The Three T's of Ink.
Here's the problem: the first courses at Michael Voltaggio's Ink. are so sneakily delightful that by the time the steak arrives, you're unable to give it the respect it deserves.
For this is a great piece of meat, beautifully aged and gorgeously seared, filled with that elusive primal beef flavor. (That little frill of puffed tendon is a nice touch.)
I was also taken with this Japanese red snapper, cunningly peeking out of the mushroom pepper pancake in which it was swathed. The flavor was intense, the textures exciting.
But alas, I could not do justice to either dish; I'd been too excited by everything that came first.
Voltaggio treats temperature as the third element in his cooking (along with taste and texture). His endive and blue cheese salad is a perfect example:
This is a simple dish, a familiar combination, but in Voltaggio's hands it's entirely new. He's frozen the cheese, and as it slowly melts in your mouth, you experience the flavors in entirely unexpected ways.
He does something similar with foie gras, freezing it into lovely little curls, then setting it atop radishes and setting it on hazelnut butter.
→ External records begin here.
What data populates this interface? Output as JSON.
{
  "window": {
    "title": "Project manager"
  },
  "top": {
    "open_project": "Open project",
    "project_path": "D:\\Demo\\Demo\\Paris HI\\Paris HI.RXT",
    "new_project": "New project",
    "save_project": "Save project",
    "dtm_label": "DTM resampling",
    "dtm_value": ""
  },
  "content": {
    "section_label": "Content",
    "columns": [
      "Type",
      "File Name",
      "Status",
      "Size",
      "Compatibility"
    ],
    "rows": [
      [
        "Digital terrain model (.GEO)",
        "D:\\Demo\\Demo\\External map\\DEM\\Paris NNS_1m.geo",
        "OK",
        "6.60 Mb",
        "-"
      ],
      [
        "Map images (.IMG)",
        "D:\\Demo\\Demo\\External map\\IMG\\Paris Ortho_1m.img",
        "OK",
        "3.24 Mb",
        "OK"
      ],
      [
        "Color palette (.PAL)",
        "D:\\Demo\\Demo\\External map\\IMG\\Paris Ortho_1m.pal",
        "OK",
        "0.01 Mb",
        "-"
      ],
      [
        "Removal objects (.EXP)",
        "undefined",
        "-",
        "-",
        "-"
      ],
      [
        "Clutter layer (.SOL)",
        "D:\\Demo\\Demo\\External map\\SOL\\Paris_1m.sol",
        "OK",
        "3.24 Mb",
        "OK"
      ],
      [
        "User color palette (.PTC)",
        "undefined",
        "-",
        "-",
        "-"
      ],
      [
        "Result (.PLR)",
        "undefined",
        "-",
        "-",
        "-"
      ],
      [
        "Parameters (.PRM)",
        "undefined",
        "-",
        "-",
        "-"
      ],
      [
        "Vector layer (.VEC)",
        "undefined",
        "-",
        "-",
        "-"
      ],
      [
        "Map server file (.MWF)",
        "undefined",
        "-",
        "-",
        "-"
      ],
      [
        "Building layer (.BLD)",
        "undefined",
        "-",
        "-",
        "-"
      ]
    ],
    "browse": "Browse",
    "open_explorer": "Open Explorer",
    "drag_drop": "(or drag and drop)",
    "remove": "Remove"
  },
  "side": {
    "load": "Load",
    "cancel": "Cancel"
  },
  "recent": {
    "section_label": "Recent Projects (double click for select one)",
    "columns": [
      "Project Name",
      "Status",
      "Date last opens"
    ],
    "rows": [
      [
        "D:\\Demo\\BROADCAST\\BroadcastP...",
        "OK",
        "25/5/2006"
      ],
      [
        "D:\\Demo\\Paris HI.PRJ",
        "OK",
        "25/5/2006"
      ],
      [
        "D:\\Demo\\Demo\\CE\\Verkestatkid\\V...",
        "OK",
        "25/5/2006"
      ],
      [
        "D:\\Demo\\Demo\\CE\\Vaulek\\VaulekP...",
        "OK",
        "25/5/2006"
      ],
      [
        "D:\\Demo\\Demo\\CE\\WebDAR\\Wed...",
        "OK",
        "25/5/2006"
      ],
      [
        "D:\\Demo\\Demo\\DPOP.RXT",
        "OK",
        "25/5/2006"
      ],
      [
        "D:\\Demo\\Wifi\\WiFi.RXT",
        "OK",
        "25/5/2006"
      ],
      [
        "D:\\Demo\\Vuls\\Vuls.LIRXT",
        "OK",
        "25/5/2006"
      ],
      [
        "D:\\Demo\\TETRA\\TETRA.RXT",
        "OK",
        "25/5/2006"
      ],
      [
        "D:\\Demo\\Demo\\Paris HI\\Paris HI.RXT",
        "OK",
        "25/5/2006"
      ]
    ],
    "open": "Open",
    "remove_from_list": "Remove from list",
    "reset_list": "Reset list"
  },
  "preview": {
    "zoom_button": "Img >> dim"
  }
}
Served like this, you experience foie gras as if you've never encountered it before. At first you taste only the hazelnut, but as the foie gras warms up, its flavor leaps forward. There's a similar textural effect when the crisp crunch of the radish is overtaken by the increasingly soft and seductive foie gras.
The chef also has his way with fried calamari, which arrives looking like some sinister sea monster. But this is the crispest calamari you've ever eaten, and after one bite it becomes so irresistible you simply keep on eating.
Voltaggio's signature dish is the egg yolk gnocchi, another textural tour de force that goes somersaulting through your mouth, changing with each bite.
There's so much here - melting onions, tiny crisp croutons, shaved appenzeller, and then those little gnocchi, which evaporate as your mouth closes around them. This is like onion soup gratinee on steroids - and very hard to stop eating.
Ink. serves exciting food, and it's a perfect place to consider when you've got a group that includes people with traditional tastes (those steaks!) along with extremely adventurous eaters. The room is dark, casual, and a bit noisy - but the service could not be sweeter.